Whilst Father Lampila was in Wellington in June, 1850, he was instructed to establish a mission station in Hawke's Bay. Together with Brothers Monchalin and Florentin Françon, he set out by sea for Ahuriri (Hawke's Bay). However, a stiff southerly drove their schooner on to Poverty Bay. He then decided—probably because he was no stranger to that locality—that he would make Poverty Bay his headquarters. He erected a church and a whare, planted a garden, established a vineyard, and proceeded with his ministry. He would be the priest whom the Rev. C. Baker states (23/9/1850 and his annual report for 1850) paid two visits to Tolaga Bay towards the end of 1850 upon the invitation of “Rangiuia, my most bitter enemy.”

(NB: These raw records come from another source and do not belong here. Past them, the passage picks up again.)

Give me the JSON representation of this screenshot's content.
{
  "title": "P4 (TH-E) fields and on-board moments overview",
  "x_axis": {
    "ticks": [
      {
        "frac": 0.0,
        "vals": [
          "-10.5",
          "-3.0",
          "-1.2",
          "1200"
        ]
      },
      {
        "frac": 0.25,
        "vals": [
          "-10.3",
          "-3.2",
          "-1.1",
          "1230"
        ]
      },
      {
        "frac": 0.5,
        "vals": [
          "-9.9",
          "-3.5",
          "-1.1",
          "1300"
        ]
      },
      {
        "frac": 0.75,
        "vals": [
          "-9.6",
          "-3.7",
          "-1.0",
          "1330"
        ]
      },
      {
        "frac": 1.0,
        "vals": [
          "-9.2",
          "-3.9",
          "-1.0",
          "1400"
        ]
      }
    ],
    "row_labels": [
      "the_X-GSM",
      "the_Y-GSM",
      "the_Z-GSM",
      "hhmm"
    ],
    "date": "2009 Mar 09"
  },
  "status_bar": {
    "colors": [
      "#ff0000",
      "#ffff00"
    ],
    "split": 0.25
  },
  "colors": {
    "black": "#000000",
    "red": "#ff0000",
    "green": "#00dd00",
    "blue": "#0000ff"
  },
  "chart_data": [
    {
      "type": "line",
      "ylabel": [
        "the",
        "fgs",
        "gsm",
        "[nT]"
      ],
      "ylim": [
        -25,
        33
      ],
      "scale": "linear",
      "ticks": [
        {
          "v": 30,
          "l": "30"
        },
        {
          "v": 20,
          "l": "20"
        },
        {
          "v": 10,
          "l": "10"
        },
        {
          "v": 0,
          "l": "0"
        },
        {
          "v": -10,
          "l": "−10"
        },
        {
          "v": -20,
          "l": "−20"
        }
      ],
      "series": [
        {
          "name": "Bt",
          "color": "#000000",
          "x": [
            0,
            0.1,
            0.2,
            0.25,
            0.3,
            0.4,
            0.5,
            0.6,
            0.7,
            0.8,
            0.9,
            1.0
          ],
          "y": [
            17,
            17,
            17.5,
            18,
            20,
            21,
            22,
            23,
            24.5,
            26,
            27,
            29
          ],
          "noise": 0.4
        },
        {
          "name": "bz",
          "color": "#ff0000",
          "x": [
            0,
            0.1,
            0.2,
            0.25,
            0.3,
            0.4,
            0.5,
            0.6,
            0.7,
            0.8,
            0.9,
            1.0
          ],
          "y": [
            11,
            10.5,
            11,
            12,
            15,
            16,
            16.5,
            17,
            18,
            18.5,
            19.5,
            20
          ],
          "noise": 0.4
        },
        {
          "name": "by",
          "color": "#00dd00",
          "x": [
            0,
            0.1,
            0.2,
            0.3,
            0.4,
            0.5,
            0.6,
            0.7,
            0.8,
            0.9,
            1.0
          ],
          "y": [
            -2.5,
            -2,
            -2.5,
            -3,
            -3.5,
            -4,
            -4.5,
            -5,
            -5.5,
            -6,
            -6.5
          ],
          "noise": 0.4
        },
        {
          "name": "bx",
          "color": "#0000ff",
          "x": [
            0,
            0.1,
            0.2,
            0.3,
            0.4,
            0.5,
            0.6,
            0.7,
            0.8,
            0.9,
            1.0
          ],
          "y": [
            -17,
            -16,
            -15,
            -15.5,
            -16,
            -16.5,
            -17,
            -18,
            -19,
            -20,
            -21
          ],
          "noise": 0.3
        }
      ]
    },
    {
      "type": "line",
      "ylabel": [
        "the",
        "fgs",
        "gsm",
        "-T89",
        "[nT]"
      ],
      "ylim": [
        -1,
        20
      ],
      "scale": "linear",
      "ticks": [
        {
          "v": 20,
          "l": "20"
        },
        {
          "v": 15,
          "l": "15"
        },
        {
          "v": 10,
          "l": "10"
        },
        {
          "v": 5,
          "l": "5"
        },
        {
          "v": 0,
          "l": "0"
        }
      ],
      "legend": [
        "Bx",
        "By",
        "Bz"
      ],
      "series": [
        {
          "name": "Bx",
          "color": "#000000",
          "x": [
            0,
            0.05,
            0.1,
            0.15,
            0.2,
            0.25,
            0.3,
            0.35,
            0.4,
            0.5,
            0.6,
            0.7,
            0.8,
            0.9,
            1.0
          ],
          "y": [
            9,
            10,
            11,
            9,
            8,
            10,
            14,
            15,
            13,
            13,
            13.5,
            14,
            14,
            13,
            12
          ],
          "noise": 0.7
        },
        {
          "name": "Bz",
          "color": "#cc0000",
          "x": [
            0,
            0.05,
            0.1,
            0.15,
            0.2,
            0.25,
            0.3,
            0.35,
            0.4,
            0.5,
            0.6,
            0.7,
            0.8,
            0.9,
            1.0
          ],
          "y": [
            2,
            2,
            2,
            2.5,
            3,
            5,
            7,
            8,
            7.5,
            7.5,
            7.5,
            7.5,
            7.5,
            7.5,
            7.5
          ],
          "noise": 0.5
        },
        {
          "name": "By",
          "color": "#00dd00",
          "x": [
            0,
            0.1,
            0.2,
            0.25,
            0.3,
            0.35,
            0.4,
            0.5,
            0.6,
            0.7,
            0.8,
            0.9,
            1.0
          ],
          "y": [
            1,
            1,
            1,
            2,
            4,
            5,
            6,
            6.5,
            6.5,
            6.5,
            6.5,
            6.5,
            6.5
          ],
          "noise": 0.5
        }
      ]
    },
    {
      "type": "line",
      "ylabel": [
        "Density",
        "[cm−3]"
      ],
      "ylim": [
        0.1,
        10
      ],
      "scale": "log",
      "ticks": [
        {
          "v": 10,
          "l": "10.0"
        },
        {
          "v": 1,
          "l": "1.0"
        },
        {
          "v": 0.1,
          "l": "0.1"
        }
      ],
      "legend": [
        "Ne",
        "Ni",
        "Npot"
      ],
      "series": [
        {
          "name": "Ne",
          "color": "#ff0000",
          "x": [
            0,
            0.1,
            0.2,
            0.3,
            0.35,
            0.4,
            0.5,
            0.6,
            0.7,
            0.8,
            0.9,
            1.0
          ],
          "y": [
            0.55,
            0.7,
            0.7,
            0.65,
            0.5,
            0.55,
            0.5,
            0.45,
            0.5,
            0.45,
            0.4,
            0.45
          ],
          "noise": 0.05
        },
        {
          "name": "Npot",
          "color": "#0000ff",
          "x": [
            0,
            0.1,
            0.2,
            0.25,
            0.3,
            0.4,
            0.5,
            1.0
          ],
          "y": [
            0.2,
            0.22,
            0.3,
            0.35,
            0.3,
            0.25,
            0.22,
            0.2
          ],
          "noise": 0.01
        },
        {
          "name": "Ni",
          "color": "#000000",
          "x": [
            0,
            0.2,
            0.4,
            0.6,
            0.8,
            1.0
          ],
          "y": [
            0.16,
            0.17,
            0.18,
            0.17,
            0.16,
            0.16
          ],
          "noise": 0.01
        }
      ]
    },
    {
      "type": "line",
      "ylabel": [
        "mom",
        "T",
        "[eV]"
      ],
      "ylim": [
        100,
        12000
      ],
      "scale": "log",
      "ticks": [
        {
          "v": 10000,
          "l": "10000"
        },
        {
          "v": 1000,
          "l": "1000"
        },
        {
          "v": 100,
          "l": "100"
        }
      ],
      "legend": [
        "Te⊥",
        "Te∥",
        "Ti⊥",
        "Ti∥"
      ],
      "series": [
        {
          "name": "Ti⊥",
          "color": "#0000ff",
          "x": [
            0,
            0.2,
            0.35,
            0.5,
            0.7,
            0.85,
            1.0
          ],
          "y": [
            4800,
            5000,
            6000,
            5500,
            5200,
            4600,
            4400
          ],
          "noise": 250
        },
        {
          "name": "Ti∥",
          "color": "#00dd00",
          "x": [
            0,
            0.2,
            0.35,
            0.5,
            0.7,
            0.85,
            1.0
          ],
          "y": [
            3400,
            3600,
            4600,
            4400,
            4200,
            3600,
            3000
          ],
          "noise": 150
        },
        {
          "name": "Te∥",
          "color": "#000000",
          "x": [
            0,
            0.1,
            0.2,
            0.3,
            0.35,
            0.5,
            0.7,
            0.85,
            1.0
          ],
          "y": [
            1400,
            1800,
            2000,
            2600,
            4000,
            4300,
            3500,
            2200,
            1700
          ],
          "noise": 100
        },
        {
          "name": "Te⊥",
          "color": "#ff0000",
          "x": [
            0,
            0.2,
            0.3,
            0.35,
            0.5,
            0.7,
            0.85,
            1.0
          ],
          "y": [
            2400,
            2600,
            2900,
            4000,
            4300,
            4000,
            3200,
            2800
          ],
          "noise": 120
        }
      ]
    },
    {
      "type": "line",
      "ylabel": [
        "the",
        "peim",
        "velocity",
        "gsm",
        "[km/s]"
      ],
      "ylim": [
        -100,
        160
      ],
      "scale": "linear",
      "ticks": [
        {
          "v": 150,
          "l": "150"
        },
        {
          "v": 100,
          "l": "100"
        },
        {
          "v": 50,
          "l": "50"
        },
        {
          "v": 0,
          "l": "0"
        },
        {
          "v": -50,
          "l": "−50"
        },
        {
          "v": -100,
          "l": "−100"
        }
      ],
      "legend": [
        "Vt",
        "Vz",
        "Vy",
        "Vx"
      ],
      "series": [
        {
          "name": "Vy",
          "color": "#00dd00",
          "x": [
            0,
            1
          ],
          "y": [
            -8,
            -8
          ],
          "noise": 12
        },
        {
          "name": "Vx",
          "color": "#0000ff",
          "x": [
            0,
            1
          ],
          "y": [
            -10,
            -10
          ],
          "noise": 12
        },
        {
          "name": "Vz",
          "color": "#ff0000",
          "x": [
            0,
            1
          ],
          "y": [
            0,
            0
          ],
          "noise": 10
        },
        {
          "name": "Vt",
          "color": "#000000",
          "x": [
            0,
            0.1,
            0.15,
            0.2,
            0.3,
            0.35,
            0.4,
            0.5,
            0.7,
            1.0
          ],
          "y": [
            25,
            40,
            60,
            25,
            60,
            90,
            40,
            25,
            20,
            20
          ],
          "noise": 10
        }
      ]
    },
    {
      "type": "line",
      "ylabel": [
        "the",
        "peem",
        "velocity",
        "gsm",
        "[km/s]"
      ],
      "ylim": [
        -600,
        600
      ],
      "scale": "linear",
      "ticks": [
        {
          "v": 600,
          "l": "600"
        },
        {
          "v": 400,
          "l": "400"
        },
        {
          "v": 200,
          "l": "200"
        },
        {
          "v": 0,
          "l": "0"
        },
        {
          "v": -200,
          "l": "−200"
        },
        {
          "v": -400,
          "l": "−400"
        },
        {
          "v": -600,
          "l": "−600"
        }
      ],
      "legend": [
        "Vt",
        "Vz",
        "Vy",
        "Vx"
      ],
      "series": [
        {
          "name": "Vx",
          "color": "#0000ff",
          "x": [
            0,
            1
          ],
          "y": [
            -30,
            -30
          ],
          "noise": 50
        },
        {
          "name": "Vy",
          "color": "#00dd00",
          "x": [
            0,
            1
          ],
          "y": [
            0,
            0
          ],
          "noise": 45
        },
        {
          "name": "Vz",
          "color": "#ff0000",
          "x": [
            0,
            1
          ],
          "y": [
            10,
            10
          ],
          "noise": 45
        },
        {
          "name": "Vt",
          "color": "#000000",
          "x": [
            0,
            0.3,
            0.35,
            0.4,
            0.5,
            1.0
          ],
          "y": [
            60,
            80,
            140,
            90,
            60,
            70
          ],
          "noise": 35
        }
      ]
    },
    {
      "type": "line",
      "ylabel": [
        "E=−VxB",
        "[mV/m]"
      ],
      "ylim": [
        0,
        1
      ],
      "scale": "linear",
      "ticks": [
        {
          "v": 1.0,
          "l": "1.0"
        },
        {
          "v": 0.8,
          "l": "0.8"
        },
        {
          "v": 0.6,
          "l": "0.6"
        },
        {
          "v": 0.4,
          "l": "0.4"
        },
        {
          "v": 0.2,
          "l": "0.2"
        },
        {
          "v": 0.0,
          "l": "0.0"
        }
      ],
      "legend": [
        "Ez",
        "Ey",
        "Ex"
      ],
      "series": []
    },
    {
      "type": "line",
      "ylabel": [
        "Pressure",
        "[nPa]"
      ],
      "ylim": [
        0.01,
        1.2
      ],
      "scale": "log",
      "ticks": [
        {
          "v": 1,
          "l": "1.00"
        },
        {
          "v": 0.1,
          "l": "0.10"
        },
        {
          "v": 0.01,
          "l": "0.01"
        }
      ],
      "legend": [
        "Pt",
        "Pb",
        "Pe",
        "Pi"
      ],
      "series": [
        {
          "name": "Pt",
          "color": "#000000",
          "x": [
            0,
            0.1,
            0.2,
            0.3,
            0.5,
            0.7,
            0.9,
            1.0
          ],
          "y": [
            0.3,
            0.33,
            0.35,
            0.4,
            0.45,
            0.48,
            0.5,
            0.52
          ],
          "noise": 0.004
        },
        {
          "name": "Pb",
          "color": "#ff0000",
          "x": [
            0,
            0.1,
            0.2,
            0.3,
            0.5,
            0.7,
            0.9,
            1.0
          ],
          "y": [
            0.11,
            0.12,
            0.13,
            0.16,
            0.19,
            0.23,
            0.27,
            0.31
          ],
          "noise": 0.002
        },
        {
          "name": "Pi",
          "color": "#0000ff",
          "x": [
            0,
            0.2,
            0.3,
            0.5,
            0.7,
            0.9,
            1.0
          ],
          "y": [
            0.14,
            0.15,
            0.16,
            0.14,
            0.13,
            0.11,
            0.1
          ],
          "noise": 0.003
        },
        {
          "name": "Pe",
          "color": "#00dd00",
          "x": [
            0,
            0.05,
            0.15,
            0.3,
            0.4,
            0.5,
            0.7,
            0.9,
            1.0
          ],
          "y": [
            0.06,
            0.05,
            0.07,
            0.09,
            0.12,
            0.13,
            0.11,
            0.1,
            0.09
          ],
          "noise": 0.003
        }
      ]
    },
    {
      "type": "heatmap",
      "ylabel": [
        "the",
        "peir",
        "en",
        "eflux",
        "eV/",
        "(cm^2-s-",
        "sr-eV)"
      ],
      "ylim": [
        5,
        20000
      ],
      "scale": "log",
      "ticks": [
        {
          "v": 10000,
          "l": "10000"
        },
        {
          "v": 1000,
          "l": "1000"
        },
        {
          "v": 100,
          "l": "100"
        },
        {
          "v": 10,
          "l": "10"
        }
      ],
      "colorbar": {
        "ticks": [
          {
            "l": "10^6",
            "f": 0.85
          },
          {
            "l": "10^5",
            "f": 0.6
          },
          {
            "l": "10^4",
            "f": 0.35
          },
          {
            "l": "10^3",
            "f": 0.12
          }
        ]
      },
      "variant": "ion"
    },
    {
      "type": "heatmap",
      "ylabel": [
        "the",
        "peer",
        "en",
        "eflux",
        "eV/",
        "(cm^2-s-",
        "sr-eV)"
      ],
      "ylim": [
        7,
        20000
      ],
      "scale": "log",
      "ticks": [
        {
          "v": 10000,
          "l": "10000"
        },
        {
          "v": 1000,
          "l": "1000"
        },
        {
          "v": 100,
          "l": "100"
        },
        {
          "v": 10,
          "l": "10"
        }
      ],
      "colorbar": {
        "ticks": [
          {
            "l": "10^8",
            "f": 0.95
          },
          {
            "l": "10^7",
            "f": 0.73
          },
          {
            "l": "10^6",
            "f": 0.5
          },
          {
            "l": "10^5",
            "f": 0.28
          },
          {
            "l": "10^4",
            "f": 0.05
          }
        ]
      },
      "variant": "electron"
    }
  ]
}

In December, 1850, Father Lampila learned that Poverty Bay was outside the boundaries of his district, and he and his assistants set off for Hawke's Bay. A halt was made at Wairoa to hold services and to baptize twenty natives who had been instructed by Piripi te Amorakau (probably the resident catechist). In January, 1851, they arrived at Pakowhai (H.B.), which was the locality in which they should have established their original station.

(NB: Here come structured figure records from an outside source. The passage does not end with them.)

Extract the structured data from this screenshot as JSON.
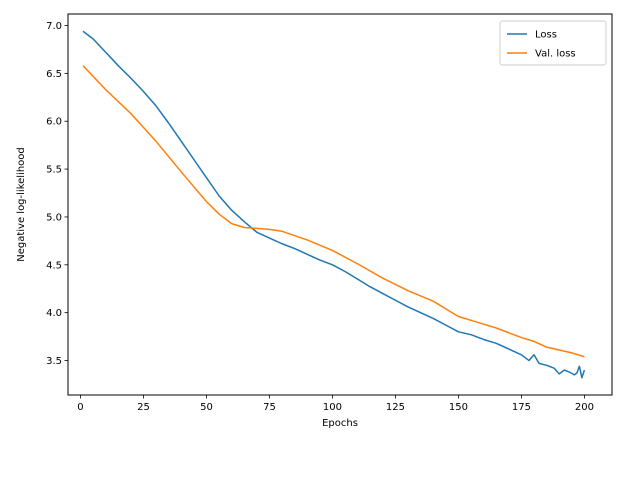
{
  "chart_data": {
    "type": "line",
    "title": "",
    "xlabel": "Epochs",
    "ylabel": "Negative log-likelihood",
    "xlim": [
      -4.95,
      210.95
    ],
    "ylim": [
      3.14,
      7.12
    ],
    "xticks": [
      0,
      25,
      50,
      75,
      100,
      125,
      150,
      175,
      200
    ],
    "yticks": [
      3.5,
      4.0,
      4.5,
      5.0,
      5.5,
      6.0,
      6.5,
      7.0
    ],
    "xtick_labels": [
      "0",
      "25",
      "50",
      "75",
      "100",
      "125",
      "150",
      "175",
      "200"
    ],
    "ytick_labels": [
      "3.5",
      "4.0",
      "4.5",
      "5.0",
      "5.5",
      "6.0",
      "6.5",
      "7.0"
    ],
    "grid": false,
    "legend_position": "top-right",
    "series": [
      {
        "name": "Loss",
        "color": "#1f77b4",
        "x": [
          1,
          5,
          10,
          15,
          20,
          25,
          30,
          35,
          40,
          45,
          50,
          55,
          60,
          65,
          70,
          75,
          80,
          85,
          90,
          95,
          100,
          105,
          110,
          115,
          120,
          125,
          130,
          135,
          140,
          145,
          150,
          155,
          160,
          165,
          170,
          175,
          178,
          180,
          182,
          185,
          188,
          190,
          192,
          194,
          196,
          197,
          198,
          199,
          200
        ],
        "y": [
          6.94,
          6.86,
          6.72,
          6.58,
          6.45,
          6.31,
          6.16,
          5.98,
          5.79,
          5.6,
          5.41,
          5.22,
          5.07,
          4.95,
          4.84,
          4.78,
          4.72,
          4.67,
          4.61,
          4.55,
          4.5,
          4.43,
          4.35,
          4.27,
          4.2,
          4.13,
          4.06,
          4.0,
          3.94,
          3.87,
          3.8,
          3.77,
          3.72,
          3.68,
          3.62,
          3.56,
          3.5,
          3.56,
          3.47,
          3.45,
          3.42,
          3.36,
          3.4,
          3.38,
          3.35,
          3.37,
          3.44,
          3.32,
          3.4
        ]
      },
      {
        "name": "Val. loss",
        "color": "#ff7f0e",
        "x": [
          1,
          10,
          20,
          30,
          40,
          50,
          55,
          60,
          65,
          70,
          75,
          80,
          90,
          100,
          110,
          120,
          130,
          140,
          145,
          150,
          155,
          160,
          165,
          170,
          175,
          180,
          185,
          190,
          195,
          200
        ],
        "y": [
          6.58,
          6.33,
          6.08,
          5.79,
          5.47,
          5.16,
          5.03,
          4.93,
          4.89,
          4.88,
          4.87,
          4.85,
          4.76,
          4.65,
          4.51,
          4.36,
          4.23,
          4.12,
          4.04,
          3.96,
          3.92,
          3.88,
          3.84,
          3.79,
          3.74,
          3.7,
          3.64,
          3.61,
          3.58,
          3.54
        ]
      }
    ]
  }
}
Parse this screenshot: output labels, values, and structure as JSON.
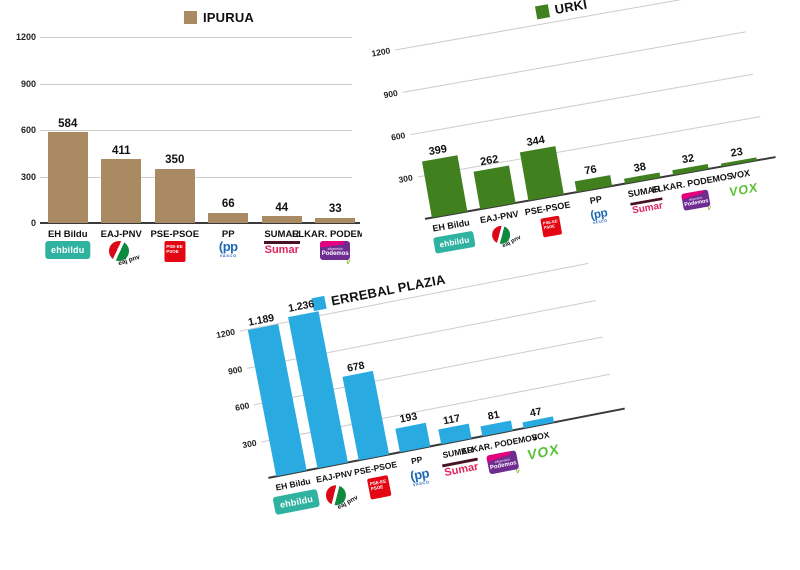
{
  "page": {
    "background": "#ffffff"
  },
  "chart_data": [
    {
      "type": "bar",
      "title": "IPURUA",
      "bar_color": "#A98A63",
      "categories": [
        "EH Bildu",
        "EAJ-PNV",
        "PSE-PSOE",
        "PP",
        "SUMAR",
        "ELKAR. PODEMOS"
      ],
      "values": [
        584,
        411,
        350,
        66,
        44,
        33
      ],
      "value_labels": [
        "584",
        "411",
        "350",
        "66",
        "44",
        "33"
      ],
      "logos": [
        "ehbildu",
        "eajpnv",
        "psepsoe",
        "pp",
        "sumar",
        "podemos"
      ],
      "yticks": [
        0,
        300,
        600,
        900,
        1200
      ],
      "ylim": [
        0,
        1300
      ],
      "xlabel": "",
      "ylabel": "",
      "grid": true,
      "legend_position": "top",
      "rotation_deg": 0
    },
    {
      "type": "bar",
      "title": "URKI",
      "bar_color": "#41801E",
      "categories": [
        "EH Bildu",
        "EAJ-PNV",
        "PSE-PSOE",
        "PP",
        "SUMAR",
        "ELKAR. PODEMOS",
        "VOX"
      ],
      "values": [
        399,
        262,
        344,
        76,
        38,
        32,
        23
      ],
      "value_labels": [
        "399",
        "262",
        "344",
        "76",
        "38",
        "32",
        "23"
      ],
      "logos": [
        "ehbildu",
        "eajpnv",
        "psepsoe",
        "pp",
        "sumar",
        "podemos",
        "vox"
      ],
      "yticks": [
        300,
        600,
        900,
        1200
      ],
      "ylim": [
        0,
        1300
      ],
      "xlabel": "",
      "ylabel": "",
      "grid": true,
      "legend_position": "top",
      "rotation_deg": -10
    },
    {
      "type": "bar",
      "title": "ERREBAL PLAZIA",
      "bar_color": "#29ABE2",
      "categories": [
        "EH Bildu",
        "EAJ-PNV",
        "PSE-PSOE",
        "PP",
        "SUMAR",
        "ELKAR. PODEMOS",
        "VOX"
      ],
      "values": [
        1189,
        1236,
        678,
        193,
        117,
        81,
        47
      ],
      "value_labels": [
        "1.189",
        "1.236",
        "678",
        "193",
        "117",
        "81",
        "47"
      ],
      "logos": [
        "ehbildu",
        "eajpnv",
        "psepsoe",
        "pp",
        "sumar",
        "podemos",
        "vox"
      ],
      "yticks": [
        300,
        600,
        900,
        1200
      ],
      "ylim": [
        0,
        1300
      ],
      "xlabel": "",
      "ylabel": "",
      "grid": true,
      "legend_position": "top",
      "rotation_deg": -11
    }
  ],
  "titles": {
    "chart1": "IPURUA",
    "chart2": "URKI",
    "chart3": "ERREBAL PLAZIA"
  },
  "party_logos": {
    "ehbildu": "ehbildu",
    "eajpnv": "eaj pnv",
    "pse_line1": "PSE-EE",
    "pse_line2": "PSOE",
    "pp": "pp",
    "pp_sub": "VASCO",
    "sumar": "Sumar",
    "podemos_top": "elkarrekin",
    "podemos": "Podemos",
    "podemos_check": "V",
    "vox": "VOX"
  },
  "colors": {
    "ipurua_bar": "#A98A63",
    "urki_bar": "#41801E",
    "errebal_bar": "#29ABE2",
    "grid": "#CCCCCC",
    "axis": "#3A3A3A",
    "text": "#111111",
    "ehbildu_teal": "#2FB3A0",
    "pnv_red": "#DC0817",
    "pnv_green": "#0E8A3E",
    "psoe_red": "#E30613",
    "pp_blue": "#1E69B4",
    "sumar_pink": "#E0245E",
    "sumar_bar_dark": "#471323",
    "podemos_purple": "#6F2C91",
    "podemos_pink": "#E5007D",
    "podemos_green": "#78BE20",
    "vox_green": "#5AC035"
  }
}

When Father Lampila revisited Poverty Bay early in 1852 he found that the grape vines which he had planted were in bearing, and he made page 176 a barrel of wine to take back with him. Alas! during his return journey, the barrel was broached by some of the sailors, who replaced the precious fluid with salt water. Shortly afterwards he was transferred to the West Coast (N.I.). His successor (Father Euloge Reignier), who paid a number of visits to Poverty Bay, died at Meeanee in October, 1888.